Last February we were very fortunate to get a wonderful dog named Chance through an animal rescue outfit in the Washington DC area called PetConnect Rescue. They are a relatively small, mostly volunteer organization that was founded in 2005 to help the many animals that were left homeless and abandoned after Hurricane Katrina. They are also a registered 501(c)(3) non-profit organization which is where Amazon and charitable donations come into the picture.
You may already know about the Amazon Smile program but I just learned about it from a note at the bottom of a Happy Thanksgiving email we got from PetConnect. Smile is a simple and easy way to donate to the non-profit of your choice. You sign on to the program, enter the name of a non-profit, shop at the Amazon Smile website which is identical to the regular Amazon site, and Amazon donates 0.5% of the cost of what you buy to the non-profit of your choice. Amazon says they have almost a million 501(c)(3) non-profits in the program and they range from large-scale heavy hitters like Doctors Without Borders to small, local non-profits like PetConnect.
We rely heavily on Amazon for many things because it’s usually cheap, shipping is free (with a Prime membership), and they deliver to your door so we don’t have to spend time, energy and hassle going to the store. We buy things like pet food, cat litter, household cleaning products, toiletries, paper products and plastic bags, some bulk food, and often clothes and games through Amazon and all of it is eligible for donation through Smile. If a product is eligible, you will see an indicator in the product description on Amazon’s Smile website like the one marked with the arrow in the picture above.

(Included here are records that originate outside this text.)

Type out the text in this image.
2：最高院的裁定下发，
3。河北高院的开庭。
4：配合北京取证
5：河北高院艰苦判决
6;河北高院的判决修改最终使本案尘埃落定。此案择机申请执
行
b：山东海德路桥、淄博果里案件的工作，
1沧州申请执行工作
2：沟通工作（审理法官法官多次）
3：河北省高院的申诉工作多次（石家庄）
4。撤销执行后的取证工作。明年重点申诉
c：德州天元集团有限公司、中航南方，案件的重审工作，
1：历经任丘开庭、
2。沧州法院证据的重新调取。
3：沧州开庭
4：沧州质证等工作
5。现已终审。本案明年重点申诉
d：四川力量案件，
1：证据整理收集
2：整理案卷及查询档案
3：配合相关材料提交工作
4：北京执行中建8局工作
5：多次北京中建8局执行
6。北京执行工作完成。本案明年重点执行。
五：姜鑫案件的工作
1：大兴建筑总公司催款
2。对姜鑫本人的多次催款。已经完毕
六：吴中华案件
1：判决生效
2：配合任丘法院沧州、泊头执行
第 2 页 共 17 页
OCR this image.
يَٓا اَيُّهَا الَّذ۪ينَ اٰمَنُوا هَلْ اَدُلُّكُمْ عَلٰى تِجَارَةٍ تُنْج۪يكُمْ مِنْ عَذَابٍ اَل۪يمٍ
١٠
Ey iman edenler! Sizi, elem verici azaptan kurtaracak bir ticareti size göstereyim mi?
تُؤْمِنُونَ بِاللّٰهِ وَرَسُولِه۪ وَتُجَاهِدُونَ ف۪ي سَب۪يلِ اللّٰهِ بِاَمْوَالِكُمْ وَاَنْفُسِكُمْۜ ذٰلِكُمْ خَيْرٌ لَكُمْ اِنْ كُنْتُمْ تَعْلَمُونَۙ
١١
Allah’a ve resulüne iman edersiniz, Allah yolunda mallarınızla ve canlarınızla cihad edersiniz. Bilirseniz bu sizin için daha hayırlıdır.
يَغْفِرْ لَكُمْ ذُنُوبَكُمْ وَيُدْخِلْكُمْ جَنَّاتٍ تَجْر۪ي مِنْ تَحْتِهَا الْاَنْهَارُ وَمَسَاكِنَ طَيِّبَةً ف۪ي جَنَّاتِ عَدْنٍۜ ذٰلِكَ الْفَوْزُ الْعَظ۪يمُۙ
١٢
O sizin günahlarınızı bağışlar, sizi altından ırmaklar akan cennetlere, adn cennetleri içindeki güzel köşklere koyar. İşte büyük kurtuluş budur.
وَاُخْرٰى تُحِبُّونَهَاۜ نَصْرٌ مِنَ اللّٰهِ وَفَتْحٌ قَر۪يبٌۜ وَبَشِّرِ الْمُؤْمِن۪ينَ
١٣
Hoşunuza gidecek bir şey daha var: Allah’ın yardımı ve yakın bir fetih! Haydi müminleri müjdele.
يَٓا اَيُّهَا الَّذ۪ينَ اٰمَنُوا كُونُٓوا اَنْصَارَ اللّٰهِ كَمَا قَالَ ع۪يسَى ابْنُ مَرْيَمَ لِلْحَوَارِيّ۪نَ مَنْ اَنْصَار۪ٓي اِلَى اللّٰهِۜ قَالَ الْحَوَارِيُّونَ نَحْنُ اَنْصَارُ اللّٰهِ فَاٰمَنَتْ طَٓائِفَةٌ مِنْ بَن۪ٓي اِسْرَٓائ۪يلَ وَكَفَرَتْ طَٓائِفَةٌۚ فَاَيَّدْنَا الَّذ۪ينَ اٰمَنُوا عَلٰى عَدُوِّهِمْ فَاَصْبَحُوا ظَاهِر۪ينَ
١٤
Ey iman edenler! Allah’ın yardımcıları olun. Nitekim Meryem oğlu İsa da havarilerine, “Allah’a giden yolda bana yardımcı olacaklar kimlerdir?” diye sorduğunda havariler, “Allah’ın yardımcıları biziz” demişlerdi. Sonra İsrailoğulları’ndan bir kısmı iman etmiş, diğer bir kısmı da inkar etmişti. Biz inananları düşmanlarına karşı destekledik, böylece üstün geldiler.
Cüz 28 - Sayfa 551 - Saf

Not everything is eligible, however. Nutrition for Cyclists which I published last spring through Amazon’s Kindle Direct Publishing is not eligible and I cannot change this. Monkey Books, my out-of-print book business, has thousands of titles listed on Amazon and none of these books are eligible either. A quick check of several titles from the large publishing companies shows that their titles are also not eligible for donations.